Document Type: Original Article(s)
Department of Biochemistry, Shiraz University of Medical Sciences, Shiraz, Iran;
Neural Stem Cell and Regenerative Neuroscience Laboratory, Department of Anatomical Sciences and Shiraz Stem Cell Institute, Shiraz University of Medical Sciences, Shiraz, Iran
Department of Anatomical Sciences, Yasuj University of Medical sciences, Yasuj, Iran
Background: Differentiating oligodendrocyte precursor cells (OPCs) into oligodendrocytes could be improved by inhibiting signaling pathways such as Wnt and Notch. 9-cis-retinoic acid (9-cis-RA) and 1,25-dihydroxyvitamin D3 (1,25[OH]2D3) can ameliorate oligodendrogenesis. We investigated whether they could increase oligodendrogenesis by inhibiting the Wnt and Notch signaling pathways.Methods: Cortical neural stem cells were isolated from 14-day-old rat embryos and cultured using the neurosphere assay.
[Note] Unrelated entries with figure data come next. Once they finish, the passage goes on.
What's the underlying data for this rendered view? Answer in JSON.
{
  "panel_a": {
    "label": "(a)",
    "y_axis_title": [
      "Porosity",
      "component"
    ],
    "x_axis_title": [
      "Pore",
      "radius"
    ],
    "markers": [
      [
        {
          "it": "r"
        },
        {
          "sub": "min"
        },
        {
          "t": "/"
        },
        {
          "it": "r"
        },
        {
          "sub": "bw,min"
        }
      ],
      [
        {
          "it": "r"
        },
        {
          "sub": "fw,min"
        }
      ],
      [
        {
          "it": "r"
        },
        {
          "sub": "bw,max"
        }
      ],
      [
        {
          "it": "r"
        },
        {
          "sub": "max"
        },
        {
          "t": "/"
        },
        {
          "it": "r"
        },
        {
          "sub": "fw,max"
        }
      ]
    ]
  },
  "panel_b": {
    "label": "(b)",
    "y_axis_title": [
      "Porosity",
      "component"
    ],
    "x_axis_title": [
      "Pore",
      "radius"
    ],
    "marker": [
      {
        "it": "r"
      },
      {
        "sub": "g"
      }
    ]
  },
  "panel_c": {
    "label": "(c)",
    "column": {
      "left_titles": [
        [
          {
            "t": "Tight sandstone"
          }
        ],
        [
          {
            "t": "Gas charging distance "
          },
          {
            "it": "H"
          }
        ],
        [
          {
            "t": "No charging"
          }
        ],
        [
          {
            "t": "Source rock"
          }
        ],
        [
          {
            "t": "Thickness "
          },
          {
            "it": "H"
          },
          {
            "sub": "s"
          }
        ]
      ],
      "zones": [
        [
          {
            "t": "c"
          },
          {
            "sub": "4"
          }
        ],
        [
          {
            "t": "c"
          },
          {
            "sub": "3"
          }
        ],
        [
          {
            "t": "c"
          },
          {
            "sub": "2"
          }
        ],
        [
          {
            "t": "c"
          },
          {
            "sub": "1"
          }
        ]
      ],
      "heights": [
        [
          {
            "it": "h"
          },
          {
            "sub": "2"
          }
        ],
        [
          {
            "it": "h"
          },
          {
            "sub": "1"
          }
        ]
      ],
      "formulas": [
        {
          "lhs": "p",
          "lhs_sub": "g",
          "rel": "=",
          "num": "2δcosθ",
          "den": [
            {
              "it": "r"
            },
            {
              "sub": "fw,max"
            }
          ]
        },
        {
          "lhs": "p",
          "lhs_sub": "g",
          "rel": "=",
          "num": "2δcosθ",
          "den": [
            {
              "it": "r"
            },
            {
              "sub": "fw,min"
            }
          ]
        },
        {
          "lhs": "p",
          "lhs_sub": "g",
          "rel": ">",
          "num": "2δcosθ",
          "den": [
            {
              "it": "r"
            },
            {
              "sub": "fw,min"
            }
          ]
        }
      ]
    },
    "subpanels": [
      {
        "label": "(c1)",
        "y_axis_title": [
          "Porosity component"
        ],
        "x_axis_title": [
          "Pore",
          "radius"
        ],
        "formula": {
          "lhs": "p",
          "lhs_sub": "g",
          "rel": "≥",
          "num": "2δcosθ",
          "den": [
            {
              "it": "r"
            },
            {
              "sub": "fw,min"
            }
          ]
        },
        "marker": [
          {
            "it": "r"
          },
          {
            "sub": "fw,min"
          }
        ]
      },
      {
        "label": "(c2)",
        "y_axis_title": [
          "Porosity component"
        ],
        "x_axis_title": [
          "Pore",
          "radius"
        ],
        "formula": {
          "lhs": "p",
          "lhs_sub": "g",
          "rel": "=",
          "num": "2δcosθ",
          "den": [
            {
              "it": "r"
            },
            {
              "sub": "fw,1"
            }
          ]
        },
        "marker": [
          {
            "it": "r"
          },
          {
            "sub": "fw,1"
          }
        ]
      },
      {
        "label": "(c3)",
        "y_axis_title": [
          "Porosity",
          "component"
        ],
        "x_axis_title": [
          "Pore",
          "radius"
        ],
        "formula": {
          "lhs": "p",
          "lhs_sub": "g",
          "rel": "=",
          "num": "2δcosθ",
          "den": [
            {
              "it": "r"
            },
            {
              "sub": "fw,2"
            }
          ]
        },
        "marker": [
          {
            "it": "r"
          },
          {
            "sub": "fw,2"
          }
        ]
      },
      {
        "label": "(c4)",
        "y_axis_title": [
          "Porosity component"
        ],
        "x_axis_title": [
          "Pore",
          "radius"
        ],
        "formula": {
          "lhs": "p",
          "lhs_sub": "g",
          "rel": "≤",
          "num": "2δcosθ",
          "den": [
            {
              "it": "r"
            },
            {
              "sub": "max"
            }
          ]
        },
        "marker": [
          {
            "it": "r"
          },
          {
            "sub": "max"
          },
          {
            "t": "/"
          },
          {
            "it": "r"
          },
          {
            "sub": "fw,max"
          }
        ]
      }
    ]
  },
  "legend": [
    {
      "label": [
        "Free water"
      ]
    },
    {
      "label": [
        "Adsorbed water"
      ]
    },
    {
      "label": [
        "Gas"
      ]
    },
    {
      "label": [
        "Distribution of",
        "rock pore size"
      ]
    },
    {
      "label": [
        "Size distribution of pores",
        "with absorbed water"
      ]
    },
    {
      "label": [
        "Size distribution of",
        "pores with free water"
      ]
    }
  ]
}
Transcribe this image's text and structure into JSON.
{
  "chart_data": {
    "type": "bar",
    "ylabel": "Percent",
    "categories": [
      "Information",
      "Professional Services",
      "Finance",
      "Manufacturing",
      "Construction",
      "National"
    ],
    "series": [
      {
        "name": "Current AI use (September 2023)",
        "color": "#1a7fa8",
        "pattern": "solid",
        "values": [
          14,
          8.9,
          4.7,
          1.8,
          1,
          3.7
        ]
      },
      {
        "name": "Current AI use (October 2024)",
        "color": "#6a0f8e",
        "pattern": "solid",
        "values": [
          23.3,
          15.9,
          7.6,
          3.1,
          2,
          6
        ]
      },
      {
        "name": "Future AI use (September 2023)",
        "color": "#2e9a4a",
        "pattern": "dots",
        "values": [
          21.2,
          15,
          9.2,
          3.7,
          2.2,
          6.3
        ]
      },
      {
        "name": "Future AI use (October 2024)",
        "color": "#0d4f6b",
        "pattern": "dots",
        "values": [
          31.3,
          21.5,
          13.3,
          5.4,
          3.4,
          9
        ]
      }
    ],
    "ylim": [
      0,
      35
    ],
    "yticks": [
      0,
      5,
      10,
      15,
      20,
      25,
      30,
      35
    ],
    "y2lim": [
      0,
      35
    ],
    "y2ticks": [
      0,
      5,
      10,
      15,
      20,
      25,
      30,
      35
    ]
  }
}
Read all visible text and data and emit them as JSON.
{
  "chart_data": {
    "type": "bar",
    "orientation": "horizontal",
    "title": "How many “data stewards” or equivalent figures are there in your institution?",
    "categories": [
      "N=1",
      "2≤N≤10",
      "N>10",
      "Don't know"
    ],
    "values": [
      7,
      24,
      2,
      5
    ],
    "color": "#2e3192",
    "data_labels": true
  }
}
The cells were treated in 4 different conditions for 1 week: the negative control group received only the basic fibroblast growth factor, the positive control group received only T3 without growth factors, the RA group was treated with 9-cis-RA, and the Vit D3 group was treated with 1,25(OH)2D3. The effects of 9-cis-RA and 1,25(OH)2D3 on the level of the myelin basic protein (MBP) and the gene expression of the SOX10, MBP gene, HES5, and LRP6 were studied using flow cytometry and real-time PCR. The data were analyzed using one-way ANOVA with GraphPad Prism. A P value less than 0.05 was considered significant. Results: The mRNA expressions of the SOX10, MBP, and MBP gene were significantly increased in the treated groups compared with the negative control group; the increase was similar in the 9-cis-RA group and the positive control group. Furthermore, 9-cis-RA significantly decreased the expression of the HES5 gene, a Notch signaling pathway transcription factor, and 1,25(OH)2D3 significantly reduced the expression of the LRP6 gene, a Wnt signaling pathway co-receptor. Conclusion: It seems that 9-cis-RA and 1,25(OH)2D3 are good candidates to improve the differentiation of OPCs into oligodendrocytes.